Le gros problème, ces dernières années, c’est que les investissements dans l’économie mauricienne sont allés à presque 70 % vers le secteur de la construction de villas et autres résidences de luxe. Dans un contexte difficile, après la crise financière de 2008, il n’y avait peut-être pas d’autre choix, mais cette stratégie a ses limites et ne contribue pas à la croissance économique sur le long terme.
N’y a–t-il pas lieu de revoir le modèle de développement du pays dans un monde en pleine mutation ?

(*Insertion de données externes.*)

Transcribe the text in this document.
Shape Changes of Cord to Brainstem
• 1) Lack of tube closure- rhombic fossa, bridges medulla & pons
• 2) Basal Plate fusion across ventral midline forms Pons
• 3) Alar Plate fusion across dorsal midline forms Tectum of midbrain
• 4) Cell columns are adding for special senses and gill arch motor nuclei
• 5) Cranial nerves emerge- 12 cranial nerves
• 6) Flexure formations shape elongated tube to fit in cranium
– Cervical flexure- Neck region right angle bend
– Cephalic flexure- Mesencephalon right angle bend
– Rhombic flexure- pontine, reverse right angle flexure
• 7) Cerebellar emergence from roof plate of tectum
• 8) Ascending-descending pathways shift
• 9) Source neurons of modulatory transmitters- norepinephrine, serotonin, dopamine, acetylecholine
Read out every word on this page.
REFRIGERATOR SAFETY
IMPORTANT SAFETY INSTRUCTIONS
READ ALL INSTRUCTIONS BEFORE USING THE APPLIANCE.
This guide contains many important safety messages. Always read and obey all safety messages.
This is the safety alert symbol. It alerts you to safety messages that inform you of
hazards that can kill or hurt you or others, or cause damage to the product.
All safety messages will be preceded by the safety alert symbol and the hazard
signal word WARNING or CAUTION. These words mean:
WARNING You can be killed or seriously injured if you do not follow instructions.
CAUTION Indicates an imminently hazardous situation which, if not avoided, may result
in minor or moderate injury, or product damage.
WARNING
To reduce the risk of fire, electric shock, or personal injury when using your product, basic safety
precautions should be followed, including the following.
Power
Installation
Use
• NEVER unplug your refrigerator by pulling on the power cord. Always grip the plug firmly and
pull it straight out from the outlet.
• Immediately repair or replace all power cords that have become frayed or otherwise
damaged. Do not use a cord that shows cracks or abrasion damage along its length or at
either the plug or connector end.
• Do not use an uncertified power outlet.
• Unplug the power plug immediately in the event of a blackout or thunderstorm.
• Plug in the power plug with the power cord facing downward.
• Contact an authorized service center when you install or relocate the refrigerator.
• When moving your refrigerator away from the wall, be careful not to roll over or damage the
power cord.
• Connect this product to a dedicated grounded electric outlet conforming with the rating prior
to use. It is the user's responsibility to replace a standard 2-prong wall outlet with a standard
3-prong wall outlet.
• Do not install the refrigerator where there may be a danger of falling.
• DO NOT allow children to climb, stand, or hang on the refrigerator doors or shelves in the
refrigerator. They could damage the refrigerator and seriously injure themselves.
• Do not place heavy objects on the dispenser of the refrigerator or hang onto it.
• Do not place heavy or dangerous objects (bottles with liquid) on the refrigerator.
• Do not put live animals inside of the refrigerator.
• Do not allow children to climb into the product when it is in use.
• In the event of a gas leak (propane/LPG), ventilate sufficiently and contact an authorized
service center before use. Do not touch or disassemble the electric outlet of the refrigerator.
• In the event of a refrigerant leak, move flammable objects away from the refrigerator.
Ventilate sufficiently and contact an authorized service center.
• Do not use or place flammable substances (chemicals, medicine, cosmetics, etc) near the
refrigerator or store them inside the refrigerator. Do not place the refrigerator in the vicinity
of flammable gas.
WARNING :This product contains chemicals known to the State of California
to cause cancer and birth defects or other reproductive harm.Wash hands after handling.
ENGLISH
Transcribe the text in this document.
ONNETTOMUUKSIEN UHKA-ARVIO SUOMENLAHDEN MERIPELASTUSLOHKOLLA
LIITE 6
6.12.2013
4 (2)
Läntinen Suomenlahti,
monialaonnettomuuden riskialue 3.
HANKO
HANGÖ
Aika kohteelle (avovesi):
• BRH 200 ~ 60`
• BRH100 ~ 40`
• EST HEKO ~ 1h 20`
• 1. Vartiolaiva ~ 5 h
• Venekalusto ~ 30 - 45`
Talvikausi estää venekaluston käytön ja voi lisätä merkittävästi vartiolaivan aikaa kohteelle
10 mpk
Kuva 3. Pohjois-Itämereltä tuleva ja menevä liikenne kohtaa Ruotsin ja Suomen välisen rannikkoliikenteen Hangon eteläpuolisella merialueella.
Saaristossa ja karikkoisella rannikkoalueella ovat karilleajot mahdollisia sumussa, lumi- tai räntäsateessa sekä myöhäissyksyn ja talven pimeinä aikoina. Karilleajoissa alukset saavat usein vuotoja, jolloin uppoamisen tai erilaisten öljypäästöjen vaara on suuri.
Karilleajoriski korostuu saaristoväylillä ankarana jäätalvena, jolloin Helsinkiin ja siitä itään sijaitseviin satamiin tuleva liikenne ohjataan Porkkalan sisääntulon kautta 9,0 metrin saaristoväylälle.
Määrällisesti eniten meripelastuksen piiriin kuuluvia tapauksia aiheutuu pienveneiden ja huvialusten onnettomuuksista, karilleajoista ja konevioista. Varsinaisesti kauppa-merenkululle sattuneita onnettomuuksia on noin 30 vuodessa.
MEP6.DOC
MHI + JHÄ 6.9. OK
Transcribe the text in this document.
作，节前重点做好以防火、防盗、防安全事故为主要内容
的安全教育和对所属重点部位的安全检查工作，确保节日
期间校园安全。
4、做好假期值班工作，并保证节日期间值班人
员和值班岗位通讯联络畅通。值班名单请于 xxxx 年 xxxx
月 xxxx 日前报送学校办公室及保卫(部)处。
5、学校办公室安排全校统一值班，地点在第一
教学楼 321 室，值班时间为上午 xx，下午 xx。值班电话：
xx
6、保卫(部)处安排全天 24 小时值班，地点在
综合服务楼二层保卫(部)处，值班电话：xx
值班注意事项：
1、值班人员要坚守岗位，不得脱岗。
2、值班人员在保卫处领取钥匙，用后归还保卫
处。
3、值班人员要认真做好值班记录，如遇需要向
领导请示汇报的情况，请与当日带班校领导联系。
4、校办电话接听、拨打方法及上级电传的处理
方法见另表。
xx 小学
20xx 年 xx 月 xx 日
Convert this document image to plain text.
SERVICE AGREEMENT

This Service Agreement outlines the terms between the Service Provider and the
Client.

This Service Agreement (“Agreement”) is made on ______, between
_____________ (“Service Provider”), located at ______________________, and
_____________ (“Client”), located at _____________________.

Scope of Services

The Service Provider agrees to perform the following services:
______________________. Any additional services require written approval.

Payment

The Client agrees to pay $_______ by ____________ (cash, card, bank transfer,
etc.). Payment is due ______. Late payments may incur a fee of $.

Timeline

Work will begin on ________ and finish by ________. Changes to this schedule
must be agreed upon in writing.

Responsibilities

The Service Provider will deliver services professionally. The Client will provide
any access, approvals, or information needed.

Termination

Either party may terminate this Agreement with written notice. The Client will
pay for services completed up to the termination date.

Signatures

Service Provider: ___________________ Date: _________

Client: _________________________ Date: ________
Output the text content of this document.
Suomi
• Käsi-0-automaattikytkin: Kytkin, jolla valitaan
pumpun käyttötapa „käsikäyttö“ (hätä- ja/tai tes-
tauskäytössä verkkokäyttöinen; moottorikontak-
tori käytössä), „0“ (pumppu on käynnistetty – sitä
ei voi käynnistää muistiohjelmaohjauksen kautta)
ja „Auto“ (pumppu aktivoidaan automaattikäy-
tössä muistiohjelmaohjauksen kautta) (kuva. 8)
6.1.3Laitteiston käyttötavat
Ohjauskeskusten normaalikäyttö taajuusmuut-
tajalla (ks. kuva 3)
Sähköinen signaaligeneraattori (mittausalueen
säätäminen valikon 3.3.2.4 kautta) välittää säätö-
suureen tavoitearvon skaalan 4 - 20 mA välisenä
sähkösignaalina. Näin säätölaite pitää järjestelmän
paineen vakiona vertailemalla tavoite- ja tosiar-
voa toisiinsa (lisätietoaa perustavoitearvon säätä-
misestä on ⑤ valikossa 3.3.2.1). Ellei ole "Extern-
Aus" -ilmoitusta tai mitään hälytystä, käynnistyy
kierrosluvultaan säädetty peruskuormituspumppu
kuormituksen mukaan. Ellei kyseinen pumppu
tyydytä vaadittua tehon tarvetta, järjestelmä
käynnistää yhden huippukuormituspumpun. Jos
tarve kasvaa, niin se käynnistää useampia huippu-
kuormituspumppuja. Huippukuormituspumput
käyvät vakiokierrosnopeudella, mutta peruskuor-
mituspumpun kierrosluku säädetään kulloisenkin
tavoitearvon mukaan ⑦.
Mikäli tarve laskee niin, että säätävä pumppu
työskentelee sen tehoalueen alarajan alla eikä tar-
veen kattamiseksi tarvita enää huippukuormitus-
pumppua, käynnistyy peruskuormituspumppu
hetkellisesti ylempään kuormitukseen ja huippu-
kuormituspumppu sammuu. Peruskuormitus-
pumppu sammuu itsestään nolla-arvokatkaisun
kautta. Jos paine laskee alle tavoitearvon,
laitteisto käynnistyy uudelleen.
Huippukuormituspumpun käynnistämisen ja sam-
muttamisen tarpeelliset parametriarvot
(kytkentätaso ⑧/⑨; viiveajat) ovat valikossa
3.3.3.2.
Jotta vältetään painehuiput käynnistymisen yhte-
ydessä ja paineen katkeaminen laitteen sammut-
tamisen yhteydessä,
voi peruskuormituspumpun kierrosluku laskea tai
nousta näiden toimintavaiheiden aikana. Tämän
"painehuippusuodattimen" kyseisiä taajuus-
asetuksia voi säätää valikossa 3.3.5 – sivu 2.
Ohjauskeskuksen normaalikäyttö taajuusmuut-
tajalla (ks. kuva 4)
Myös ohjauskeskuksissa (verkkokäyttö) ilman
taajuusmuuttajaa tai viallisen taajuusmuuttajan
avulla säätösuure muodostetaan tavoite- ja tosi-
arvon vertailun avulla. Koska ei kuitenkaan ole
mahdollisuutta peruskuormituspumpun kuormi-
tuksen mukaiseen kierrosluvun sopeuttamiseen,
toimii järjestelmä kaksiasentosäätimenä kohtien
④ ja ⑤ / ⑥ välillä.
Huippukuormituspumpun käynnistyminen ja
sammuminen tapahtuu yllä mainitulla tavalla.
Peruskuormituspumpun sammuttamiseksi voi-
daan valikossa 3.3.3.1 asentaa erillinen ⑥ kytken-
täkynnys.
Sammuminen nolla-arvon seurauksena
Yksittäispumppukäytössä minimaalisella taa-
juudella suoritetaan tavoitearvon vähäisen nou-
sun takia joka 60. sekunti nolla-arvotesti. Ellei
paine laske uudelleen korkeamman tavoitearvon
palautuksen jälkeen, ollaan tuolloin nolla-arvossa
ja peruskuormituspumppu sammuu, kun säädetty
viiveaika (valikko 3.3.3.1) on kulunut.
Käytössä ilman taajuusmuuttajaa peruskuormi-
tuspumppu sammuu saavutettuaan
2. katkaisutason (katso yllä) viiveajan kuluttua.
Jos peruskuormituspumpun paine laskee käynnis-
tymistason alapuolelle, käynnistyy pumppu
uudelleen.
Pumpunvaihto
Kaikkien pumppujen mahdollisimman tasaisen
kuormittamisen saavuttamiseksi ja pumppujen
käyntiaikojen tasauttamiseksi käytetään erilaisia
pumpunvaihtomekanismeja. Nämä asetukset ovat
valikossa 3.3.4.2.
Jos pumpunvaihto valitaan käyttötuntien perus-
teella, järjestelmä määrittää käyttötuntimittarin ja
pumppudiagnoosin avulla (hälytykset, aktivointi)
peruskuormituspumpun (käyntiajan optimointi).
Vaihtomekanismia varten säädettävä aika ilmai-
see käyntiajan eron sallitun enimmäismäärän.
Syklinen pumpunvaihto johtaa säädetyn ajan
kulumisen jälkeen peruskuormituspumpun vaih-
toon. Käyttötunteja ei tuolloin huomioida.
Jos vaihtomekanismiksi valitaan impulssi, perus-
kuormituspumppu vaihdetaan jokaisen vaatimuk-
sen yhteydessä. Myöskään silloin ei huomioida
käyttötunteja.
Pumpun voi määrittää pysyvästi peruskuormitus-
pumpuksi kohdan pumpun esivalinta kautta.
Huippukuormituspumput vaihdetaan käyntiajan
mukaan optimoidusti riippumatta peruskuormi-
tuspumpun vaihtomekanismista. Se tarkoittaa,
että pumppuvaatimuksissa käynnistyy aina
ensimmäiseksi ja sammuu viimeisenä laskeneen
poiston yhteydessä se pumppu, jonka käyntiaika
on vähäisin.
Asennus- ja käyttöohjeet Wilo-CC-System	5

Le monde a changé. Il y a le fait que le centre de gravité économique globale est en train de bouger vers l’Asie et l’Afrique. Le modèle de développement de Maurice devra forcément s’adapter à cette nouvelle réalité. Tout en sachant que notre expérience historique, le niveau de développement de nos institutions, ainsi que notre position géographique sont des atouts majeurs qui nous permettent de nous placer idéalement dans le corridor Asie-Afrique. C’est à nous d’être novateurs et créatifs pour pouvoir en bénéficier.
Sans compter que le vieillissement de la population s’avère être un sérieux handicap...
C’est sûr que le vieillissement de la population, d’une manière générale, représente un challenge important auquel nous aurons à faire face dans les années à venir. On parle même d’une réduction de la population d’ici 2040, si rien n’est fait pour changer la situation. Dans ce contexte, une politique intelligente de l’immigration, aussi bien qu’un appel aux Mauriciens professionnels et qualifiés aujourd’hui à l’étranger doivent être des facteurs importants de notre stratégie.
Maurice mise beaucoup sur les ressources humaines. Ne faudrait-il pas revoir la stratégie de formation, vu que 65 % des emplois de demain n’existent pas encore et seront certainement liés à la technologie ?
L’éducation et la formation ont été à la base du succès de Maurice depuis l’Indépendance. C’est certain qu’elles demandent à être revues. Cela afin de s’adapter au nouvel environnement économique et remplir les conditions pour arriver à une High Income Economy.